CD63 is a member of the transmembrane-4 glycoprotein superfamily (tetraspanins) that is found on the surface of secretory granules in multiple cell types, including eosinophils. Translocation of CD63 to the eosinophil cell surface during piecemeal degranulation was first demonstrated in 2002 ⁷⁶ . Recent studies using CD63 labeling provide evidence for distinct CD63-dependent secretory processes in eosinophils depending on the stimulus provided (piecemeal degranulation in response to CCL11 versus compound exocytosis in response to tumor necrosis factor alpha, or TNFα) ⁷⁷ .

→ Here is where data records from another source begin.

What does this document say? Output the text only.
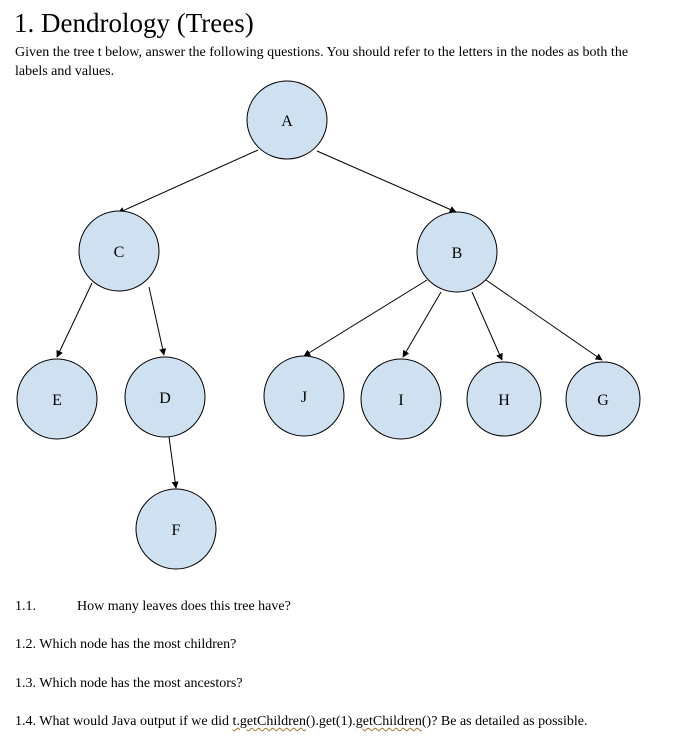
1. Dendrology (Trees)
Given the tree t below, answer the following questions. You should refer to the letters in the nodes as both the labels and values.
A
C	B
E	D	J	I	H	G
F
1.1.	How many leaves does this tree have?
1.2. Which node has the most children?
1.3. Which node has the most ancestors?
1.4. What would Java output if we did t.getChildren().get(1).getChildren()? Be as detailed as possible.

Eosinophil-derived extracellular DNA traps (EETs) containing eosinophil granules were first described in 2008 in the GI tract, where they were believed to play a primary role in antibacterial defense ⁷⁸ . Although these initial EETs contained mitochondrial DNA that was catapulted from an intact cell, subsequent studies have demonstrated that eosinophils can also release nuclear DNA into the extracellular space during cytolysis (ETosis) ⁷⁹ . EETs have been described in a variety of tissues, including skin, lung, and the GI tract, where their presence has been correlated with disease activity ⁸⁰ . More recently, EETs have been identified in eosinophil-rich secretions from patients with eosinophilic rhinosinusitis and otitis media ⁸¹ . Ultrastructural analysis of ultrathin sections using transmission electron microscopy demonstrated globular chromatin fibers containing intact eosinophil granules, providing a potential explanation for persistent effects of eosinophilic inflammation once the eosinophil itself is no longer present.

Secreted microvesicles that are believed to function in extracellular communication, exosomes have recently been demonstrated in the culture supernatants of human eosinophils ^{82, 83} . As expected, eosinophil exosomes express CD63 and CD9 on their surface and contain a variety of eosinophil proteins, including eosinophil cationic protein and eosinophil peroxidase ⁸⁴ . Eosinophil production of exosomes was increased in patients with asthma and in response to in vitro stimulation with CCL11, TNFα, or interferon gamma ^{82, 83} . Moreover, eosinophil-derived exosomes induced an increase in reactive oxygen intermediates by eosinophils and could induce eosinophil adhesion and chemotaxis in vitro ⁸⁴ . Since the composition of eosinophil exosomes appears to be similar between asthmatic patients and normal controls, these data suggest that selective packaging of mediators into exosomes may play an important role in modulating the outcomes of eosinophil activation in different settings.